Recognizing Aggression and Violent Relationships
In her duet with rapper Eminem, Rihanna sings: “Just gonna stand there / And watch me burn / But that’s alright / Because I like the way it hurts … / But that’s alright / Because I love / The way you lie.” In a world where musical sensations like Rihanna portray violent relationships as something to tolerate, teens are constantly processing what are acceptable behaviors in a relationship.
Does your teen know the difference between healthy and unhealthy behaviors? Would she come to you if, after she talked to another guy at a party, her boyfriend got angry and smashed his fist into the wall? Does your son believe that a slap or a threat is violence?
It’s hard to know if teens understand when things can be worked out with an aggressive partner, and when they can’t. Ask her: “When would there be a good reason to stay?” If she responds with something like, “When I can take back my rights, trust him not to push me again and build a healthier relationship,” then you might want to talk about what makes for a healthy relationship, and what skills will allow her to get her needs met.
“Healthy relationships are about being mutual,” says Dr. Joanne Davila, professor of psychology at State University of New York at Stony Brook. “(They are about) being able to have open, two-way conversations to see each other’s perspective, listen (without judgment), take turns talking, and adjust your perspective when the other raises good points.”
Teens often don’t recognize violence within a relationship or understand manipulation when it comes from a boyfriend or girlfriend. They’re so into the relationship, they believe that no matter how the person treats them, it’s OK as long as they stay.
I once said to my teen daughter, “Honey, if you have to lie to him to see your friends, he’s a control freak. That’s not healthy. You have to break up with him.” But was that the right thing to say? Probably not; it’s dictatorial.
When you tell your teen, “You can’t do this,” and “You can’t do that,” she’s thinking, “You don’t trust me. You just want to control me.” So when you tell her this guy’s a control freak and you don’t want her seeing him anymore, a bell goes off – she recognizes you as controlling.
Rather than making demands, give her information. Approach the conversation in a more objective fashion, saying something like, “Emotional abuse often stems from disrespectful ways a guy gets his needs met. A guy shows respect by how he gets his needs met from you. In a healthy relationship he’ll ask for what he wants and leave it up to you to say yes or no. If he gets his needs met by telling, threatening or smashing his fist into a wall, he doesn’t respect you.” Or “Jealousy shows a lack of trust, not love. Excessive jealousy is emotional abuse.”

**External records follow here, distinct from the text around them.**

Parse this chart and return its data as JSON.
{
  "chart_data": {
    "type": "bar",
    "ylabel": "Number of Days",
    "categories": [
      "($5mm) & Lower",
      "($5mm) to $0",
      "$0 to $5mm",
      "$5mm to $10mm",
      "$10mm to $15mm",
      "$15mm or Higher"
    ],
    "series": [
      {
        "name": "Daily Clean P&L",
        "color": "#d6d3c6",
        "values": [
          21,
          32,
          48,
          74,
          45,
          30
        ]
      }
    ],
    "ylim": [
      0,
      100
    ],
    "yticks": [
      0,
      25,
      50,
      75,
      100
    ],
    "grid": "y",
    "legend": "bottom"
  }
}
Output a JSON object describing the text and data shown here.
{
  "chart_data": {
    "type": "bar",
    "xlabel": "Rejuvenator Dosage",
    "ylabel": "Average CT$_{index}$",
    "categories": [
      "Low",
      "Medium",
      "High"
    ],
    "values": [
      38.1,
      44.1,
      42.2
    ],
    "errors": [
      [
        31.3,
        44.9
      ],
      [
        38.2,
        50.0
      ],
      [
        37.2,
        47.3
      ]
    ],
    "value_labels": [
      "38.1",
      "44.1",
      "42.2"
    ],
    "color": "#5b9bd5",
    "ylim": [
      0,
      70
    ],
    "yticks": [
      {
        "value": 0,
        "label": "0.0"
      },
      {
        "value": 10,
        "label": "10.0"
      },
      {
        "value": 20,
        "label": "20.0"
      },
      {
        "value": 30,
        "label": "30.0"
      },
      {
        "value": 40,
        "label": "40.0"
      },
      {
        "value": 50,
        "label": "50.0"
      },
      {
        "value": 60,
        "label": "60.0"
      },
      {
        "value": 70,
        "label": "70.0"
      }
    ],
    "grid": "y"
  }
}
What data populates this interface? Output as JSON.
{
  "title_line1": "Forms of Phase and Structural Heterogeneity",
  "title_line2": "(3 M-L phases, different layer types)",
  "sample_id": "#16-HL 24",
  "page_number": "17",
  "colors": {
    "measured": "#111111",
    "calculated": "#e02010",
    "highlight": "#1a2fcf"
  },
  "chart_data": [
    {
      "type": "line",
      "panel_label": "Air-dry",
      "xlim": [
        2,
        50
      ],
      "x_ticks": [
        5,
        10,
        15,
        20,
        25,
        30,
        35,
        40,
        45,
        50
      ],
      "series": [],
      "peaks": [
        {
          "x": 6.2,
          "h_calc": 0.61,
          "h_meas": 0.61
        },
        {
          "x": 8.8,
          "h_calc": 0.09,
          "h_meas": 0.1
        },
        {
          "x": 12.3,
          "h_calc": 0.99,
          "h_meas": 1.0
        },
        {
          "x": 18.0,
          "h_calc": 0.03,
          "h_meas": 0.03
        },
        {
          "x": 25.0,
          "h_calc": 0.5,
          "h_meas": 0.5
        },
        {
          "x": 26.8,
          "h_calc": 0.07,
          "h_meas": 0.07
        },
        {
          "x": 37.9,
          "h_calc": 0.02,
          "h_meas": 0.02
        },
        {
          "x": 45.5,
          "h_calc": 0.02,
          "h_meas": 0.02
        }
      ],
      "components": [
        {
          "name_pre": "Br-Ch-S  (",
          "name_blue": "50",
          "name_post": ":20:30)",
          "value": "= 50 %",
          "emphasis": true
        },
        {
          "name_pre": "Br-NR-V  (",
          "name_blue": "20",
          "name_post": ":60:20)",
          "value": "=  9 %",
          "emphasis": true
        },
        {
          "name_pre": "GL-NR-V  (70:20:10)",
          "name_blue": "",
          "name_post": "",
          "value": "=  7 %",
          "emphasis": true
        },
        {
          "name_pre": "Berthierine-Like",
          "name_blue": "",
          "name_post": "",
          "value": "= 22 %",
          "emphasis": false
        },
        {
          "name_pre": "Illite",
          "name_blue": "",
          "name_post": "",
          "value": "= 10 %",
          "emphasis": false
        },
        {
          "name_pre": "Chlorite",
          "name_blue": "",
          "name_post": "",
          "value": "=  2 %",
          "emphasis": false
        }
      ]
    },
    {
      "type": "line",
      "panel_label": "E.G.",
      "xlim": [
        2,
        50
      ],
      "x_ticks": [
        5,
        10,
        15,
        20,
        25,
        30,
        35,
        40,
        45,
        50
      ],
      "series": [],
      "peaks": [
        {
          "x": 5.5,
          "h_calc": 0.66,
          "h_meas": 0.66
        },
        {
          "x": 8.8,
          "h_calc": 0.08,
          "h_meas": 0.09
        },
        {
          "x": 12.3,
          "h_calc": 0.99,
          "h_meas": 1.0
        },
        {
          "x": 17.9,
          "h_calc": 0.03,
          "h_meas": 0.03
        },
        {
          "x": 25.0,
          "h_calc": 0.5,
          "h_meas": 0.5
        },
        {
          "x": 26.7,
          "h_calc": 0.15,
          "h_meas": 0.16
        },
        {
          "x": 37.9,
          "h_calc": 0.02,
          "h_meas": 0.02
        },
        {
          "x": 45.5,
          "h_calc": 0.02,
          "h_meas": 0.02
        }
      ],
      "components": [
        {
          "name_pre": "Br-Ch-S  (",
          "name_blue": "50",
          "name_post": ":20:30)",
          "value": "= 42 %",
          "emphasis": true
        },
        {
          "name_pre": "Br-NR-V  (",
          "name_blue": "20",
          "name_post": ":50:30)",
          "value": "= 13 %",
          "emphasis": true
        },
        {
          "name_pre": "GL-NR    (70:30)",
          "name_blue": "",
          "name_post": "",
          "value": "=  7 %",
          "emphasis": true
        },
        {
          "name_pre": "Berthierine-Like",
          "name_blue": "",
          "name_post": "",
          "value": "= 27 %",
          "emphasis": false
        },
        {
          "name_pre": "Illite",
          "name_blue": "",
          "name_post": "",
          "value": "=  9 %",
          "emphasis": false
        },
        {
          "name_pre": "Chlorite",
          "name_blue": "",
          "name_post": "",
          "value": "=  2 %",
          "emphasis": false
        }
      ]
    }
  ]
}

You also can ask questions: “How do you feel about not seeing your friends as much, now that you’re in a relationship?” Or, “Why do you think she doesn’t want you to be with your friends or family?” Then let him talk.
Setting the Bar
Emotional abuse shouldn’t clear any man or woman’s bar of acceptance, ever. It’s often a precursor to sexual and physical aggression. Our teens believe that who they date and what goes on in their relationships is their own business. It’s a parent’s job to help them set their own standards – their bar.
A girl can establish what behaviors she’ll accept by asking herself questions: “Does he ask for what he wants, and then leave it up to me to say yes or no? Or does he use controlling behaviors like bossing, pressuring, demanding and threatening?”
If a boyfriend or girlfriend gets angry at having to answer questions, or refuses to answer them, then he or she is not being mutual. Create mutual conversations with your teen so he or she can practice this line of thinking and responding in his or her personal relationships and avoid being victim to unhealthy behaviors.
Dr. Julius Licata is director of TeenCentral.net, and Kaycee Jane is the author of “Frog or Prince? The Smart Girl’s Guide to Boyfriends.”